The City Council rejected a staff recommendation last year to increase water rates for the outlying districts and other users Astoria supplies. Public works’ staff had recommended a jump from a 10 percent surcharge to a 25 percent surcharge over the next three years, with a 5 percent increase that would have gone into effect this July. Harrington and Cindy Moore, the assistant city engineer, said the increase would have addressed equity issues, bringing outside rates up to what other municipalities charge and sharing maintenance costs across the water customer base, as well as put money toward the construction of a clearwell system. Though the clearwell system would be on the table even without the out-of-town customers, Moore noted it would provide storage of treated water for those consumers.
The City Council split on the decision, with the majority voting not to increase rates until there was a clear road map for what it would mean to install a clearwell system.
In years past, the city believed a clearwell system was more critical. There wasn’t yet a fourth cell for water purification and Astoria’s population was expected to grow. In this vision of the future, the fishing industry was booming. Instead, Astoria didn’t grow at the projected rate and the fishing industry slowed down.
All the breweries in the city have yet to match the kind of water consumption fish processing facilities required.
Still, the city believes the system is an important addition to build resiliency and capacity. Astoria is fortunate in that it owns its entire watershed — the Bear Creek watershed to the east — and water is pulled from multiple sources in that watershed, city staff say. According to the state, the primary source of contamination in Astoria’s drinking water is from soil erosion.

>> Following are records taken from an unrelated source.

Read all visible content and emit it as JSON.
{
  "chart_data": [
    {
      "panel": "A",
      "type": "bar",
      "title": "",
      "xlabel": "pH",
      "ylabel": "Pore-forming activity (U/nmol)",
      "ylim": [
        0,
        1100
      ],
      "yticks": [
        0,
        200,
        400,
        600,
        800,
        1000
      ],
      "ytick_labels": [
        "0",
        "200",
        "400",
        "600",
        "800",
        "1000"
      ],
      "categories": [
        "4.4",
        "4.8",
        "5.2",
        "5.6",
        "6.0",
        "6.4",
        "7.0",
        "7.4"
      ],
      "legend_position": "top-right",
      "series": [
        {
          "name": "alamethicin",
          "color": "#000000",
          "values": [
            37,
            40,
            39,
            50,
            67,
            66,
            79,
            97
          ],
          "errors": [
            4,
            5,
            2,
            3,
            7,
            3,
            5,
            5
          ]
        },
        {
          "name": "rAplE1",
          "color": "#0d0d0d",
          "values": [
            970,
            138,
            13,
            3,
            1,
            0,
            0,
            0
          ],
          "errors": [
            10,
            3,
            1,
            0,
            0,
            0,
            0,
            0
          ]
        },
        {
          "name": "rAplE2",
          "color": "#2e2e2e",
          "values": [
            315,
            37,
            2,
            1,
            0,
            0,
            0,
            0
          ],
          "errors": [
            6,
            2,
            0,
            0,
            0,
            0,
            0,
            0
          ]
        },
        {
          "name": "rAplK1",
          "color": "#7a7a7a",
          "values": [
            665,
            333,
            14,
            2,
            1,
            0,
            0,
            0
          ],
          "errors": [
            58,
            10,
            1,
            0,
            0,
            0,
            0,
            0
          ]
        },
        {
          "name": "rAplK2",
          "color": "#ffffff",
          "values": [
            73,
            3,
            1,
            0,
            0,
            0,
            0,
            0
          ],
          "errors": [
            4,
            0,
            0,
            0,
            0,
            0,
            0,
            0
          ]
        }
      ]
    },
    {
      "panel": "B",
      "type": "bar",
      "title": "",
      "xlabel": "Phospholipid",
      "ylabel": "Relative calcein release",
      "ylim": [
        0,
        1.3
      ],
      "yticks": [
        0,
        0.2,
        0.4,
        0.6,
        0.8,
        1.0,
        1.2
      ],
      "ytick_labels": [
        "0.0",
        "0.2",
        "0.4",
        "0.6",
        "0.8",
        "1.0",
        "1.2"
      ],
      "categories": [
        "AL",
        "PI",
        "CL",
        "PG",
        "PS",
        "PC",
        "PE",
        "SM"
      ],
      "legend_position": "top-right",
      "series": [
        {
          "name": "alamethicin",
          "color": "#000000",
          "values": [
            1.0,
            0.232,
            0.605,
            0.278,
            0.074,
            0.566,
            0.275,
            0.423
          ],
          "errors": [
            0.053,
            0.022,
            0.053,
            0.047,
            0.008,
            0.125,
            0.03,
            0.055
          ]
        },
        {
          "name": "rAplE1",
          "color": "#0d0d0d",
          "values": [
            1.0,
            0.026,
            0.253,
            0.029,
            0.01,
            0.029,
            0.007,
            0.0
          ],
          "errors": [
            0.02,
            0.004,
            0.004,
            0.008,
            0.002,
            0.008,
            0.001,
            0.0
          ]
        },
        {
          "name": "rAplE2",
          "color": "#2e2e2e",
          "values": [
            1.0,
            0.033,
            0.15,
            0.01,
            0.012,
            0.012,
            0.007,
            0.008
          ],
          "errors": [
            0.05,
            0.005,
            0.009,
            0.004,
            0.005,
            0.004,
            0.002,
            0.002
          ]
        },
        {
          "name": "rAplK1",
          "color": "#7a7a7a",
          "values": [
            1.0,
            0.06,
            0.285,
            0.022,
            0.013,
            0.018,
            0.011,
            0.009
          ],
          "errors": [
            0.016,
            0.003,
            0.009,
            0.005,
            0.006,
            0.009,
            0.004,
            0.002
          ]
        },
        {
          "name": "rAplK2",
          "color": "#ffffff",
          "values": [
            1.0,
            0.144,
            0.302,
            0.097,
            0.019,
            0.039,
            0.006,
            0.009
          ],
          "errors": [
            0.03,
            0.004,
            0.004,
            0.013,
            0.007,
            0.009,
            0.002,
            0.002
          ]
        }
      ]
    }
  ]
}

The West Coast experienced drought in recent years, but Astoria’s water supply remained strong. Astoria’s water usage remains below the number of gallons filtration and transmission systems can handle, and a study found Bear Creek Dam is not at risk of seismic failure though it is classified as a high hazard because of its proximity to human populations downstream.
Water quality issues in 2016 tied to construction of the Spur 14 water source have been cleared up. The city had notified customers of a violation of a federal drinking water standard when the city used a higher than normal amount of chlorine to treat organic matter in the Main Lake water, part of the Bear Creek watershed. An interaction between chlorine and organic matter produced contaminants known as disinfection byproducts.
The 2017 report indicates these byproducts are now well below the state’s threshold.